On dirait une ville fantôme. Les seuls gens que j'ai vu sont ceux qui rentraient leurs fleurs à l'intérieur de chez eux et me jetaient un regard de pitié, seule sous l'orage.

  Je manque de tomber à plusieurs reprises, le sol est glissant et les coups de tonnerre me font sursauter. Les maisons normalement colorées de la ville me paraissent ternes, décolorées, presque grises. Je suis la vieille ligne blanche sur le côté de la route qui a été peinte sans utilité, aucun véhicule ne passe par ici.

   Puis une série de coups de tonnerre s'ensuit partout dans la ville. Il ne reste qu'environ dix minutes avant d'arriver chez ma tante Sophia.

  Soudainement, mes poils et mes cheveux se dressent sur ma peau et une lumière bleutée me frôle. Je peux distinguer chaque particule de ce faisceau lumineux, je peux sentir le goût du sang sur ma langue. Pendant cette fraction de seconde, je suis engourdie de tout mes sens. Anesthésiée de toutes mes émotions. Rien n'a de sens. Une nouvelle lumière, blanche, cette fois, explose derrière mes yeux. Ma mère et mon père se tiennent la main devant le tunnel d'où elle jaillit.

  Ils me disent d'approcher, je suis transportée vers eux. Puis leurs visages se décomposent, ils se consultent du regard et me disent tout deux que je dois partir. Que ce n'est pas le bon moment pour moi. Qu'ils m'aiment. Puis je m'éloigne de mes parents contre ma volonté, je hurle leurs prénoms me débats. La lumière blanche disparaît peu après, car un choc la remplace par des voix lointaines.

-... défibrillateur a marché. Il n'y a plus qu'à espérer qu'elle se réveille.

-... une chance qu'elle vive encore après s'être prise la foudre.

-... Skye Rivers, nièce de Sophia Lorren. Contactez-là.

-... aucun problème, Madame Lorren ! L'ambulance est bientôt en route.

  Puis le trou noir. Les ténèbres m'accueillent sur leur lit sombre et douillet, me promettent la tranquillité.

-Skye.

  Skye ? Ça paraît familier à mon esprit.

-Je t'en prie, réveille-toi, me susurre une voix douce comme le miel.

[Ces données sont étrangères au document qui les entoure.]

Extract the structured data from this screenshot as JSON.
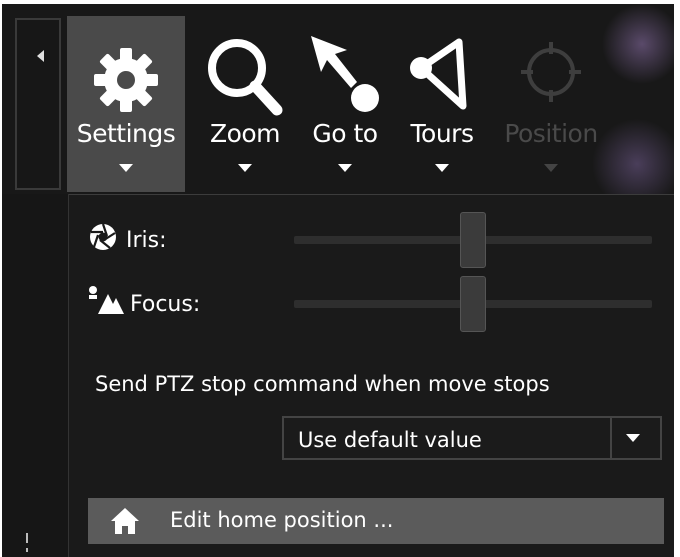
{
  "toolbar": {
    "items": [
      {
        "label": "Settings",
        "icon": "gear-icon",
        "state": "active"
      },
      {
        "label": "Zoom",
        "icon": "magnifier-icon",
        "state": "normal"
      },
      {
        "label": "Go to",
        "icon": "goto-arrow-icon",
        "state": "normal"
      },
      {
        "label": "Tours",
        "icon": "tours-icon",
        "state": "normal"
      },
      {
        "label": "Position",
        "icon": "crosshair-icon",
        "state": "disabled"
      }
    ]
  },
  "settings": {
    "iris": {
      "label": "Iris:",
      "icon": "aperture-icon",
      "value_fraction": 0.5
    },
    "focus": {
      "label": "Focus:",
      "icon": "focus-landscape-icon",
      "value_fraction": 0.5
    },
    "ptz_stop": {
      "label": "Send PTZ stop command when move stops",
      "selected": "Use default value"
    },
    "home": {
      "label": "Edit home position ...",
      "icon": "home-icon"
    }
  },
  "colors": {
    "panel_bg": "#1a1a1a",
    "active_tool_bg": "#4a4a4a",
    "button_bg": "#5b5b5b",
    "text": "#ffffff",
    "disabled_text": "#4a4a4a"
  }
}
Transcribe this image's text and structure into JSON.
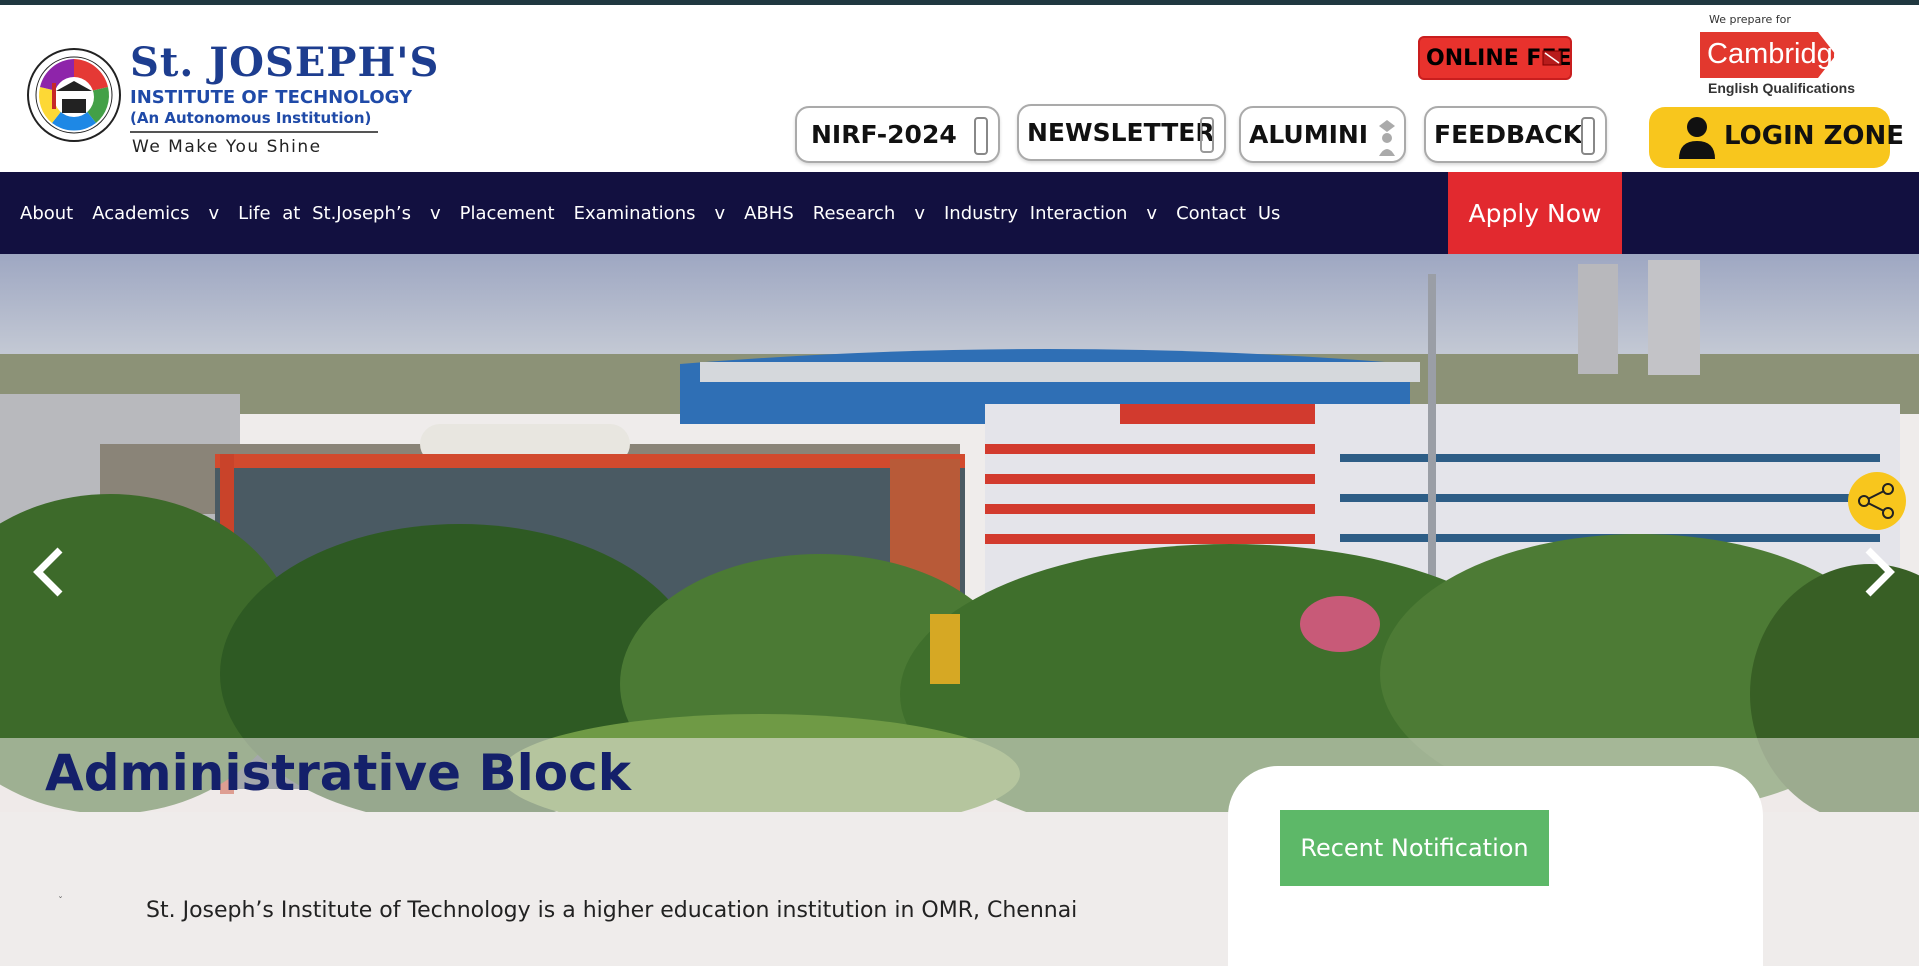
{
  "logo": {
    "name": "St. JOSEPH'S",
    "line2": "INSTITUTE OF TECHNOLOGY",
    "line3": "(An Autonomous Institution)",
    "tagline": "We Make You Shine"
  },
  "quick_links": {
    "online_fee": "ONLINE FEE",
    "nirf": "NIRF-2024",
    "newsletter": "NEWSLETTER",
    "alumni": "ALUMINI",
    "feedback": "FEEDBACK",
    "login": "LOGIN ZONE"
  },
  "cambridge": {
    "prefix": "We prepare for",
    "name": "Cambridge",
    "sub": "English Qualifications"
  },
  "nav": {
    "items": [
      {
        "label": "About",
        "chevron": ""
      },
      {
        "label": "Academics",
        "chevron": "v"
      },
      {
        "label": "Life at St.Joseph’s",
        "chevron": "v"
      },
      {
        "label": "Placement",
        "chevron": ""
      },
      {
        "label": "Examinations",
        "chevron": "v"
      },
      {
        "label": "ABHS",
        "chevron": ""
      },
      {
        "label": "Research",
        "chevron": "v"
      },
      {
        "label": "Industry Interaction",
        "chevron": "v"
      },
      {
        "label": "Contact Us",
        "chevron": ""
      }
    ],
    "apply": "Apply Now"
  },
  "hero": {
    "caption": "Administrative Block",
    "prev_icon": "chevron-left-icon",
    "next_icon": "chevron-right-icon",
    "share_icon": "share-icon"
  },
  "notifications": {
    "button": "Recent Notification"
  },
  "intro_text": "St. Joseph’s Institute of Technology is a higher education institution in OMR, Chennai",
  "colors": {
    "nav_bg": "#121040",
    "apply_bg": "#e2292f",
    "login_bg": "#f8c61d",
    "recent_bg": "#5db868",
    "caption_text": "#14206a"
  }
}
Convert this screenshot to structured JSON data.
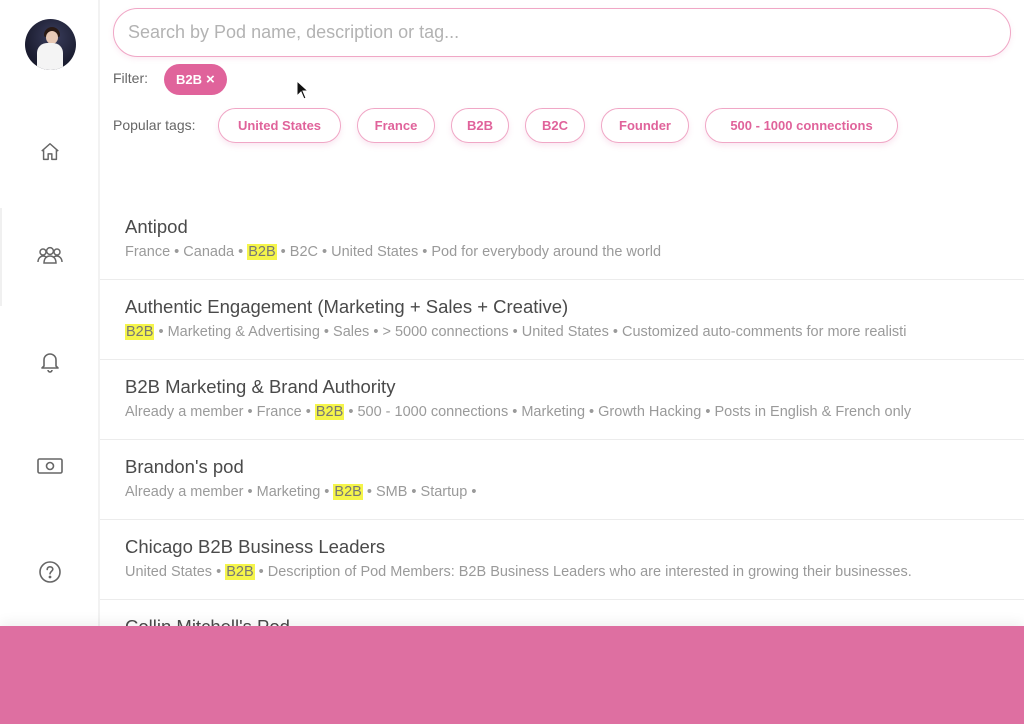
{
  "search": {
    "placeholder": "Search by Pod name, description or tag..."
  },
  "filter": {
    "label": "Filter:",
    "active_chip": "B2B",
    "remove_icon": "×"
  },
  "popular": {
    "label": "Popular tags:",
    "tags": [
      "United States",
      "France",
      "B2B",
      "B2C",
      "Founder",
      "500 - 1000 connections"
    ]
  },
  "sidebar": {
    "icons": [
      "home-icon",
      "people-icon",
      "bell-icon",
      "money-icon",
      "help-icon"
    ]
  },
  "highlight_term": "B2B",
  "pods": [
    {
      "name": "Antipod",
      "meta": [
        "France",
        "Canada",
        "B2B",
        "B2C",
        "United States",
        "Pod for everybody around the world"
      ]
    },
    {
      "name": "Authentic Engagement (Marketing + Sales + Creative)",
      "meta": [
        "B2B",
        "Marketing & Advertising",
        "Sales",
        "> 5000 connections",
        "United States",
        "Customized auto-comments for more realisti"
      ]
    },
    {
      "name": "B2B Marketing & Brand Authority",
      "meta": [
        "Already a member",
        "France",
        "B2B",
        "500 - 1000 connections",
        "Marketing",
        "Growth Hacking",
        "Posts in English & French only"
      ]
    },
    {
      "name": "Brandon's pod",
      "meta": [
        "Already a member",
        "Marketing",
        "B2B",
        "SMB",
        "Startup",
        ""
      ]
    },
    {
      "name": "Chicago B2B Business Leaders",
      "meta": [
        "United States",
        "B2B",
        "Description of Pod Members: B2B Business Leaders who are interested in growing their businesses."
      ]
    },
    {
      "name": "Collin Mitchell's Pod",
      "meta": []
    }
  ],
  "colors": {
    "accent": "#e0639b",
    "accent_border": "#f0a7c6",
    "highlight": "#f5f54a",
    "bottom_bar": "#de6fa1"
  }
}
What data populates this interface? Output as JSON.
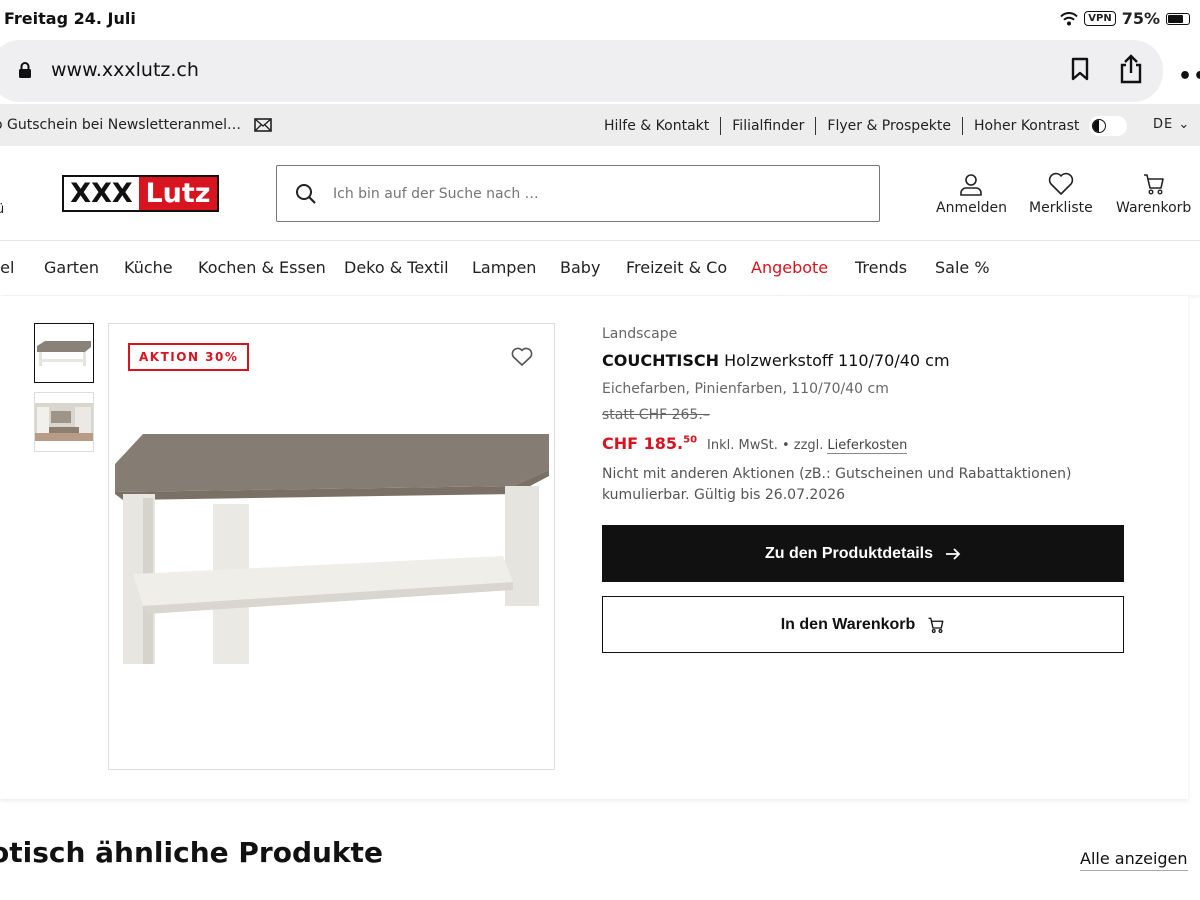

  Ça me revient. Skye est mon prénom. Toutes les informations déferlent telle une cascade dans ma tête. L'après midi avec Rachel, le vélo, la pluie et l'orage, le bleu et le blanc, mes parents et le noir. J'entrouvre les yeux et ma rétine met un certain moment à s'habituer à la lumière rayonnante autour de moi.

Des yeux bleu-gris m'observent derrière une frange de longs cils noirs. Rachel. J'ouvre la bouche, j'essaye de lui parler, de lui demander ce qu'il se passe, mais ma gorge est comme remplie de papier mâché.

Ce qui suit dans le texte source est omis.